With yttrium-based catalysts racemic β-butyrolactone can be converted into (mainly) syndiotactic PHB with narrow molecular weight distribution.

N-heterocyclic carbenes (NHCs) of the imidazol-2-ylidene type are strong nucleophiles and are also suitable as initiators for the ring-opening polymerization of lactones such as β-butyrolactone.

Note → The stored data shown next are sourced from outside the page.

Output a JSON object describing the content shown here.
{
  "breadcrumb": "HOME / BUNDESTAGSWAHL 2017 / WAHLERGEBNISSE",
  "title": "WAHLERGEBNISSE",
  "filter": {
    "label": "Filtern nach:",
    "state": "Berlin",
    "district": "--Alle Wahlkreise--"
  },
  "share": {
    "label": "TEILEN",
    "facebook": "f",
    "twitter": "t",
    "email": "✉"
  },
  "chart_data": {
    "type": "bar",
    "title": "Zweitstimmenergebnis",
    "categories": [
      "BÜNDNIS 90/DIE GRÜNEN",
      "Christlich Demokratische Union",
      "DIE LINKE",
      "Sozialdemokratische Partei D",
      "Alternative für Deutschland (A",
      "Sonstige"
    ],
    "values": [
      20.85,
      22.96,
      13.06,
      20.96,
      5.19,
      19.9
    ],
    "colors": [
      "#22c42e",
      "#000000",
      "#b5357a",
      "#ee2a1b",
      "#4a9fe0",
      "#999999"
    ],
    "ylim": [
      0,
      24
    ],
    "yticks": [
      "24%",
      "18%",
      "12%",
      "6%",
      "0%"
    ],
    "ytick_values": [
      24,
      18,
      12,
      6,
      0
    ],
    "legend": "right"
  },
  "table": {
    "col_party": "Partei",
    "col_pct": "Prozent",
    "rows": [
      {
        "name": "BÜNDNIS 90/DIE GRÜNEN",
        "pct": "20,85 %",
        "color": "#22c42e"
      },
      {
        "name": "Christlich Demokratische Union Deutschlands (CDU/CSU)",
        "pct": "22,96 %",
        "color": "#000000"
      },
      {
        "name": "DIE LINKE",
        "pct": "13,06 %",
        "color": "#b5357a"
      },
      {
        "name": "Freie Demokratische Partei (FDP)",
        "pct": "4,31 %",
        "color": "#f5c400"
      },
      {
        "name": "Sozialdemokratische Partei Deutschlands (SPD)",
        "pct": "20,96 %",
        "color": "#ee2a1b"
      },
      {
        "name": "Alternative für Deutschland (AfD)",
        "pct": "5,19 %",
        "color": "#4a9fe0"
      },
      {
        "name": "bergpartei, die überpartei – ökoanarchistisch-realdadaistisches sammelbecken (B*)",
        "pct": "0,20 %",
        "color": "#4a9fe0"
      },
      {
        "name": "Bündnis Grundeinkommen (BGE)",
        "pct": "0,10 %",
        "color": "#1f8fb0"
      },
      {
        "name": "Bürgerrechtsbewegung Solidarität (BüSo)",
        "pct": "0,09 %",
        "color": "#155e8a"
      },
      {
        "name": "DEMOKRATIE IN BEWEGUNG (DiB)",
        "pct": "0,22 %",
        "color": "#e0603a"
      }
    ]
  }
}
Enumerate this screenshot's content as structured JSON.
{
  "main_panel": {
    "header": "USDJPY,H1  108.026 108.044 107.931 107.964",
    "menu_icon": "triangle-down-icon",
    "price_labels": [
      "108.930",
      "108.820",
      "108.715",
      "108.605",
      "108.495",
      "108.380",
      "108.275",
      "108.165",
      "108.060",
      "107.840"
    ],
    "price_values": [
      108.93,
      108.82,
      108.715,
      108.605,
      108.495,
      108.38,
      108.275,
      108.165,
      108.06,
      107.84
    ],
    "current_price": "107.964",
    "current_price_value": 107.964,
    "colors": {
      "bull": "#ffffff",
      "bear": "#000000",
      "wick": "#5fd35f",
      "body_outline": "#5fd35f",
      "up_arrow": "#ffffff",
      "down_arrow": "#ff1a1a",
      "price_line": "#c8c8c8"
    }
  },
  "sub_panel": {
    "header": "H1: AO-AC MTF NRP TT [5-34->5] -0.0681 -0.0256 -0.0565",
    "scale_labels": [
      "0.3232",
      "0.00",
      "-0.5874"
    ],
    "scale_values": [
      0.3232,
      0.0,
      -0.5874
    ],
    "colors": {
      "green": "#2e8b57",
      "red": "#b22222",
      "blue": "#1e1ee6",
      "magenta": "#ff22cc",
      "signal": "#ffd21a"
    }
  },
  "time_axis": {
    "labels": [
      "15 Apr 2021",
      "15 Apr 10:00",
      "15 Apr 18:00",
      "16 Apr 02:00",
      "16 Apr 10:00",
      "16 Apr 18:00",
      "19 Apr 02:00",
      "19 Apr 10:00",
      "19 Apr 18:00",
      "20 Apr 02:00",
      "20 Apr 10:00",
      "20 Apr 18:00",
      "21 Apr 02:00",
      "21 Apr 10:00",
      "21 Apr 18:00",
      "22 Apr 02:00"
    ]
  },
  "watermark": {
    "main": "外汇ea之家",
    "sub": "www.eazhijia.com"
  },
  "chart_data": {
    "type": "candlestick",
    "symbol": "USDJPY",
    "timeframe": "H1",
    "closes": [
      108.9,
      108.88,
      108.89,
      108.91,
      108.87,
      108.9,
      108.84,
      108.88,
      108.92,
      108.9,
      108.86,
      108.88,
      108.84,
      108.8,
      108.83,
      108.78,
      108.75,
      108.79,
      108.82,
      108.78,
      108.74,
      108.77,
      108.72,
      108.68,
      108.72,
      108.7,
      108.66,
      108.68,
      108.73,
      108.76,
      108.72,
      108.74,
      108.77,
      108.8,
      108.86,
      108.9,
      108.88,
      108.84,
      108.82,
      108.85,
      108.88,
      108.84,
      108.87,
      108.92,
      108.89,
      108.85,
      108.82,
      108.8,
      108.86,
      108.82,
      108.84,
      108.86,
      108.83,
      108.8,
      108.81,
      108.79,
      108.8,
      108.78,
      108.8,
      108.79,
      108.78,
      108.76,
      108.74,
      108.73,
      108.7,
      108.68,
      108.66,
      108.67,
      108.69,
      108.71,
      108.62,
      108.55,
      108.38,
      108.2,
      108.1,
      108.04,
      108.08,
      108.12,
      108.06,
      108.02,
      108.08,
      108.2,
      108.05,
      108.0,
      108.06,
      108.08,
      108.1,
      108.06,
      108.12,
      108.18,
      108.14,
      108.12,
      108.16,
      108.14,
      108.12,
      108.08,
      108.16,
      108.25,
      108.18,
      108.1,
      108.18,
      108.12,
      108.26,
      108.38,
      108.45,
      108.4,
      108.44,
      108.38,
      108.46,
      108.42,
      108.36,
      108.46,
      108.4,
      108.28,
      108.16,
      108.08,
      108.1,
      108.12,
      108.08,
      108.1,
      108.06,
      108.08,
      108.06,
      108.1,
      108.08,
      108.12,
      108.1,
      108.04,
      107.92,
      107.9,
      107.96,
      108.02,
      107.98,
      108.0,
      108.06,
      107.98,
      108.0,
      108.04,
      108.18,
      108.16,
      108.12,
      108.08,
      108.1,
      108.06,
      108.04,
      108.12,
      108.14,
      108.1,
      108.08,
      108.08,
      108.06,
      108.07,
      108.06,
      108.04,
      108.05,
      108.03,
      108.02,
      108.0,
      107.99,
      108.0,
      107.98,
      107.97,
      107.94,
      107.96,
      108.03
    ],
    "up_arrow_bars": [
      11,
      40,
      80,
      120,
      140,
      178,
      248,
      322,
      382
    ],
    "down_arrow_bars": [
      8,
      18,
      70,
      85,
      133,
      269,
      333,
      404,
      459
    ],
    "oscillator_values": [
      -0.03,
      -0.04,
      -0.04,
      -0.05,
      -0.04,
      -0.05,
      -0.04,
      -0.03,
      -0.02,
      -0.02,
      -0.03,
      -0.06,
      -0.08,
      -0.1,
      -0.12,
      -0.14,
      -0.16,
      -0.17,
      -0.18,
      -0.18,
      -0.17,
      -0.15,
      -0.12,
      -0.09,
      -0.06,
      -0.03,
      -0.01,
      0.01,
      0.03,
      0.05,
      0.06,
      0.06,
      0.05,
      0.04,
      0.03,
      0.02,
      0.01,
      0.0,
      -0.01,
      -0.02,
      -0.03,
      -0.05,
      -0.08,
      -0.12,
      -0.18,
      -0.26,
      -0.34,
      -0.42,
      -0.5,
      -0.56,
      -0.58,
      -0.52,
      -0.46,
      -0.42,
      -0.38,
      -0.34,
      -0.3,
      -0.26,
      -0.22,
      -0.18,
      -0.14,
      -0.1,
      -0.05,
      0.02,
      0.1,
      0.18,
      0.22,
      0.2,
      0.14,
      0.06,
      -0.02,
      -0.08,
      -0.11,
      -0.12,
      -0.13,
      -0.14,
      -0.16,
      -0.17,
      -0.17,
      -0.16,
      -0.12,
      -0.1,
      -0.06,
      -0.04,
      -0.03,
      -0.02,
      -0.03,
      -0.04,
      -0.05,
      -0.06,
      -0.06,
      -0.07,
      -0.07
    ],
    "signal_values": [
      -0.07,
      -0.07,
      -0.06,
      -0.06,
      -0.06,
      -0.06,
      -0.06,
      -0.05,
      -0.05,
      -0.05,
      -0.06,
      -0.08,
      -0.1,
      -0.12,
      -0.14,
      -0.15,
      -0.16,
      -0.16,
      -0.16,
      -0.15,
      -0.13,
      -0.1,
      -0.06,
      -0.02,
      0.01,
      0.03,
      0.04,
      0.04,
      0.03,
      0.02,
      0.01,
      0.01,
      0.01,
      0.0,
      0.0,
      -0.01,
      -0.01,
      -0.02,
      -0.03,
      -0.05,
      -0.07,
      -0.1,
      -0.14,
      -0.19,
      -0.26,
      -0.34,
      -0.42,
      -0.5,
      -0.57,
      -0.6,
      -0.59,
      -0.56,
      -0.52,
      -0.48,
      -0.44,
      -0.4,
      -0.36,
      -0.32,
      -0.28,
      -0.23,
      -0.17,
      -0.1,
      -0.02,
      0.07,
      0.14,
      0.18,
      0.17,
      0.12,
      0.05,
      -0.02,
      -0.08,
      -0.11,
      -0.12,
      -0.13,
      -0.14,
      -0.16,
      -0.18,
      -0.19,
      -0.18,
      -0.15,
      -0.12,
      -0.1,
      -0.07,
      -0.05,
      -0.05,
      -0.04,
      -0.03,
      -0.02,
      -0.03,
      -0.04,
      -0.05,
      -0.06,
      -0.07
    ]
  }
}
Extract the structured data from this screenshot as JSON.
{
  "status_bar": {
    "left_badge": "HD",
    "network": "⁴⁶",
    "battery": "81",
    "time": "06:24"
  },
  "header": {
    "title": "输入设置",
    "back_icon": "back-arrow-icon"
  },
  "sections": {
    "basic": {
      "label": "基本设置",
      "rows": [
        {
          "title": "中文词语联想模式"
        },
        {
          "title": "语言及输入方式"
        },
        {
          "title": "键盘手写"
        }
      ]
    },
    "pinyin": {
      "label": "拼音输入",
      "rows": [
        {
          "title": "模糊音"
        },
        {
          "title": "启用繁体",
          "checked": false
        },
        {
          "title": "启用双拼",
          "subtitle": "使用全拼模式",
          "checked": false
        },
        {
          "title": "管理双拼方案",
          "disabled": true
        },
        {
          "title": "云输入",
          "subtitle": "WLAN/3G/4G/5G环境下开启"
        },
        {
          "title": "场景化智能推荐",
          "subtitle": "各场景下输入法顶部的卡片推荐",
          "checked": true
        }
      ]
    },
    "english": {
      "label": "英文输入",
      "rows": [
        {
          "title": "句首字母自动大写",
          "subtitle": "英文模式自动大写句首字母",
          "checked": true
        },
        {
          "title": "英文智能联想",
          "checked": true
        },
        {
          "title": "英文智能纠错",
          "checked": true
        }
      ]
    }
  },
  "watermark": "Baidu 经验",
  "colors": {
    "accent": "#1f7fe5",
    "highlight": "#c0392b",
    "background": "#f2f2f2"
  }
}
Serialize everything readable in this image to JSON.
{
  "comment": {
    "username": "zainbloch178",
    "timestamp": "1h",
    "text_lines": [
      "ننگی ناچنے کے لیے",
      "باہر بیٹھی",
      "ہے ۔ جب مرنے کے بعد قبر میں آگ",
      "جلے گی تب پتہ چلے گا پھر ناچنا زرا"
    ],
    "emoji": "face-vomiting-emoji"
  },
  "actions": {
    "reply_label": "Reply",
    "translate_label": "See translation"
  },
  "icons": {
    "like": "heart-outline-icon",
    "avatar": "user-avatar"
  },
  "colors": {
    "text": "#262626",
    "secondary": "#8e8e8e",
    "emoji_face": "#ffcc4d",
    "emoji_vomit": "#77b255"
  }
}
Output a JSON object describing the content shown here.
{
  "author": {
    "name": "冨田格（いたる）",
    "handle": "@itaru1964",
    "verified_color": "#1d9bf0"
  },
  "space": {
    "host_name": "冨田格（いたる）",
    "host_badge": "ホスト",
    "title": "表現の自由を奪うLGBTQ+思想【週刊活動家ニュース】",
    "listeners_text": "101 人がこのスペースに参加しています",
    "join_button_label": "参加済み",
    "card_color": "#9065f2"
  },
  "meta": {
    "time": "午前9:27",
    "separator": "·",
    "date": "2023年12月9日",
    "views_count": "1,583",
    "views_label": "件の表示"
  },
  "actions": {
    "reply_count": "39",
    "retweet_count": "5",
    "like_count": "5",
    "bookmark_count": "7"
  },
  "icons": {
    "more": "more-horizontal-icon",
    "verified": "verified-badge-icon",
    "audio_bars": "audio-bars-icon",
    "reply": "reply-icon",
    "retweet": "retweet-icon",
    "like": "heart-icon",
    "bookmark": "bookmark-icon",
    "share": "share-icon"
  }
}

Synthetic PHB variants, which were developed as homopolymers of β-butyrolactone or copolymers with other lactones, have so far not been able to compensate for the weaknesses of the biogenic material - in particular unfavourable mechanical and thermal properties and high price. Instead, new problems with toxic heavy metals in the catalysts (e.g. tin, cobalt or chromium) and atactic polymer components (liquid and difficult to separate) with undesirable material properties have been introduced. Even more than 30 years after its market launch, the economic success of the biopolymer Biopol and its (bio)synthetic analogues is still modest, and despite ambitious capacity targets (actual global polyhydroxyalkanoate production capacity 2018: approx. 30,000 tons) sales have so far lagged far behind the optimistic forecasts of the manufacturers.